Jian-Pi-Bu-Xue-Formula Alleviates Cyclophosphamide-Induced Myelosuppression via Up-Regulating NRF2/HO1/NQO1 Signaling.

Jian-pi-bu-xue-formula (JPBXF), a TCM formula composed of twelve Chinese medicinal herbs, has been used in clinic to ease patients' state of weakness and fatigue especially after receiving anti-tumor chemotherapy in China. The lack of the phytochemical characterization, detail therapeutic evaluation and mechanism of JPBXF remains the main limitation for its spreading. In this study, we systematically evaluated the effectiveness and underline mechanism of JPBXF on cyclophosphamide (CTX)-induced myelosuppression and identified the main constituents of JPBXF aqueous extract. JPBXF treatments reversed CTX-induced myelosuppression through increasing the number of haematopoietic stem cells (HSCs) and expression of C-kit in bone marrow cells. Simultaneously, JPBXF treatments alleviated CTX-induced blood cells reduction by increasing numbers of RBCs and WBCs and levels of GM-CSF, TPO and EPO in plasma.
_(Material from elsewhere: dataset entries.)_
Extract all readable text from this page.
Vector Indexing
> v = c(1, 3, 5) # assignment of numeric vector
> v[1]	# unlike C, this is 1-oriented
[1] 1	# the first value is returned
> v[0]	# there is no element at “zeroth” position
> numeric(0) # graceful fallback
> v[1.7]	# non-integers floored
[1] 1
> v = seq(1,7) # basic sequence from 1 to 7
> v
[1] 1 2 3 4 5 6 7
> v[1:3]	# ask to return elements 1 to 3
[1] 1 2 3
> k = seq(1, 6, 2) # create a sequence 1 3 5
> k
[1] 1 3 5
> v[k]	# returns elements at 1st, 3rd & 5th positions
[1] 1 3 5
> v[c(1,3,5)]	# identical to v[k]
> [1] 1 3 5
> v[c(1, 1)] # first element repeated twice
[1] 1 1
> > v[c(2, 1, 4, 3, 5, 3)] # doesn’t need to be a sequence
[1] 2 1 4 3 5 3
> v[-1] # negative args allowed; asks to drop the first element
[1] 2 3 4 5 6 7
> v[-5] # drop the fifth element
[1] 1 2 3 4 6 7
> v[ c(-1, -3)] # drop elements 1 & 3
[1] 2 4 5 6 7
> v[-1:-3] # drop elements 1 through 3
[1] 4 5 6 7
JPBXF treatments reduced CTX-induced immunosuppression by increasing expressions of CD3, CD4, and CD8a in PBMCs, and recovering structure damages of thymus and spleen. Moreover, JPBXF notably increased the expression of NRF2 compared with CTX group, and subsequently up-regulated HO1 and NQO1 both in mRNA and protein levels. In addition, eighteen compounds were recognized from JPBXF aqueous extract and the potential targets of the identified compounds were predicted. Overall, JPBXF can greatly reverse CTX-induced myelosuppression in C57BL/6 mice, especially in improving the blood and immune function through activating NRF2/HO1/NQO1 signaling pathway, which provides a reliable reference for JPBXF application in clinical. By recognizing eighteen compounds in JPBXF aqueous extract and predicting the underline mechanisms of the identified compounds, our study would provide theoretical guidance for further research of JPBXF.